Unique identification and domination of edges in a graph: The vertex-edge dominant edge metric dimension

Abstract: Dominating sets and resolving sets have important applications in control theory and computer science. In this paper, we introduce an edge-analog of the classical dominant metric dimension of graphs. By combining the concepts of a vertex-edge dominating set and an edge resolving set, we introduce the notion of a vertex-edge dominant edge resolving set of a graph. We call the minimum cardinality of such a set in a graph $\G$, the vertex-edge dominant edge metric dimension $\g_{emd}(\G)$ of $\G$. The new parameter $\g_{emd}$ is calculated for some common families such as paths, cycles, complete bipartite graphs, wheel and fan graphs. We also calculate $\g_{emd}$ for some Cartesian products of path with path and path with cycle. Importantly, some general results and bounds are presented for this new parameter. We also conduct a comparative analysis of $\g_{emd}$ with the dominant metric dimension of graphs.
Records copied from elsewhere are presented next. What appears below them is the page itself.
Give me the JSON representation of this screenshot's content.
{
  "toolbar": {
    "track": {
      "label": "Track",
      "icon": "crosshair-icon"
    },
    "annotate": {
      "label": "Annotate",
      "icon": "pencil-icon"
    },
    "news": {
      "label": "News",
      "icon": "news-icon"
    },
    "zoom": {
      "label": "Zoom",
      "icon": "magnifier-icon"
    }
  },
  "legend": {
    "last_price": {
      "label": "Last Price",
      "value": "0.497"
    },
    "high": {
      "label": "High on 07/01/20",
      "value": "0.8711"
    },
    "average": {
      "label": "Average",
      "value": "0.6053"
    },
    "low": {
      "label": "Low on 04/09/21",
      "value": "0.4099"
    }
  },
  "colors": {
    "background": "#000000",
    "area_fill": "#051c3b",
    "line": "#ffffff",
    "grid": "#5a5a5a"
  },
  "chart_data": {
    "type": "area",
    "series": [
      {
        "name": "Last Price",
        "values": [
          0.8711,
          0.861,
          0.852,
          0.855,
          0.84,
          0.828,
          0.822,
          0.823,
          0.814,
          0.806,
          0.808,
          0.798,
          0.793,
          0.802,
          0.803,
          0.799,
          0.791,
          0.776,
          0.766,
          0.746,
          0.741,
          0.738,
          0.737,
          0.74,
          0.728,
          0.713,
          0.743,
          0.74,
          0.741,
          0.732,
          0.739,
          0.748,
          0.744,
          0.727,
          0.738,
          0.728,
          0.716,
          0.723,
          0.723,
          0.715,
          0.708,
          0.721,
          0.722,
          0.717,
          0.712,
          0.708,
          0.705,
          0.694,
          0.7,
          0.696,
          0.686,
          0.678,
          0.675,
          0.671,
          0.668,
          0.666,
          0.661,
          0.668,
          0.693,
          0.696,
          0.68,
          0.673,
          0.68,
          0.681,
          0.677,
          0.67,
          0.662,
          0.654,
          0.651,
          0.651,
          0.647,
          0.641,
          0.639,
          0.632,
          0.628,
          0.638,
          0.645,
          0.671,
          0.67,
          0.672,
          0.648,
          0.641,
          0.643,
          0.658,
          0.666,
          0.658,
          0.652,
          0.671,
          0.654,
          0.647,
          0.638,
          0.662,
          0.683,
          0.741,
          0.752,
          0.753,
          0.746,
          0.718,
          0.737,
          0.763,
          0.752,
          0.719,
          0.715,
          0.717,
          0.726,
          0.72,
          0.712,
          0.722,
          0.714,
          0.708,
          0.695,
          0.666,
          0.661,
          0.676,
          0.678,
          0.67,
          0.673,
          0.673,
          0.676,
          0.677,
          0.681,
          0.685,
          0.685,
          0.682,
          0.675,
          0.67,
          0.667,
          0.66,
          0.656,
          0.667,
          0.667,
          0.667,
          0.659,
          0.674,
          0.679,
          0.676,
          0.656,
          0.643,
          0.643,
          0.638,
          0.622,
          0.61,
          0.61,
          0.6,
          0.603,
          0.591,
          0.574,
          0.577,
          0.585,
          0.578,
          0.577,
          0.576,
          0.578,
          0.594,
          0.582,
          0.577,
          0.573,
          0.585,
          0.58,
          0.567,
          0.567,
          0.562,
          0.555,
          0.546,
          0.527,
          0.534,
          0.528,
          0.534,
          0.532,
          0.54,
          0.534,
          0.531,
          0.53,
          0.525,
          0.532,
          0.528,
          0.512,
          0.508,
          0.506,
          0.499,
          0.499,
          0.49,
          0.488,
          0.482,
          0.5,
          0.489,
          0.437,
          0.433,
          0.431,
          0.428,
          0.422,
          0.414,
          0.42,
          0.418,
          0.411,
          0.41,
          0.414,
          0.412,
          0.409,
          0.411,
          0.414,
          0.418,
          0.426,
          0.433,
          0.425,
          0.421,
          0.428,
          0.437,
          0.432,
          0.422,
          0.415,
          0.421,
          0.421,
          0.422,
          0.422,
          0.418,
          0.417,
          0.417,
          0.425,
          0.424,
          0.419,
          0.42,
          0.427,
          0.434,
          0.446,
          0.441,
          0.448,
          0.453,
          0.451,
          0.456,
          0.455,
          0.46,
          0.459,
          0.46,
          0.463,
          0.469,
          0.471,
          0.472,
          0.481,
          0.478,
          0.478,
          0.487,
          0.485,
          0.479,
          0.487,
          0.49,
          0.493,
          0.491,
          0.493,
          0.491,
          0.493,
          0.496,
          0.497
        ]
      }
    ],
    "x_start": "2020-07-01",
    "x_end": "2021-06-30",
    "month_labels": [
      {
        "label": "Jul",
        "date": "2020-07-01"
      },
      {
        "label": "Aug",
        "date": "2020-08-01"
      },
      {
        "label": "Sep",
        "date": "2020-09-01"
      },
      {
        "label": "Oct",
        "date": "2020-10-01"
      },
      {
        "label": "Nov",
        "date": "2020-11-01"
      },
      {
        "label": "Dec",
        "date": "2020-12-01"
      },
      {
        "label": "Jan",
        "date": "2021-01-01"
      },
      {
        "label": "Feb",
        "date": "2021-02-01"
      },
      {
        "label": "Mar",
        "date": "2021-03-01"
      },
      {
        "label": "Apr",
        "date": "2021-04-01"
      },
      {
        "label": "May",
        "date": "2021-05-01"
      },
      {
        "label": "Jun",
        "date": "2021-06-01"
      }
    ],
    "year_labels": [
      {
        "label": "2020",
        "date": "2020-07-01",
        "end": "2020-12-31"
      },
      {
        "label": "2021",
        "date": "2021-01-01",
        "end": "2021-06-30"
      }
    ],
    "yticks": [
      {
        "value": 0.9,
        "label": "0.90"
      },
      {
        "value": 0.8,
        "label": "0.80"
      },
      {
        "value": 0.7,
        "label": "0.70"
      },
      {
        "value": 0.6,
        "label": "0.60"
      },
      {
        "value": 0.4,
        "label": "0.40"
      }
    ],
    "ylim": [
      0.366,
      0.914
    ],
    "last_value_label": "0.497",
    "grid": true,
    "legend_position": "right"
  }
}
Comparison shows that these two parameters are not comparable, in general. Upon considering the class of bipartite graphs, we show that $\g_{emd}(T_n)$ of a tree $T_n$ is always less than or equal to its dominant metric dimension. However, we show that for non-tree bipartite graphs, the parameter is not comparable just like general graphs. Based on the results in this paper, we propose some open problems at the end.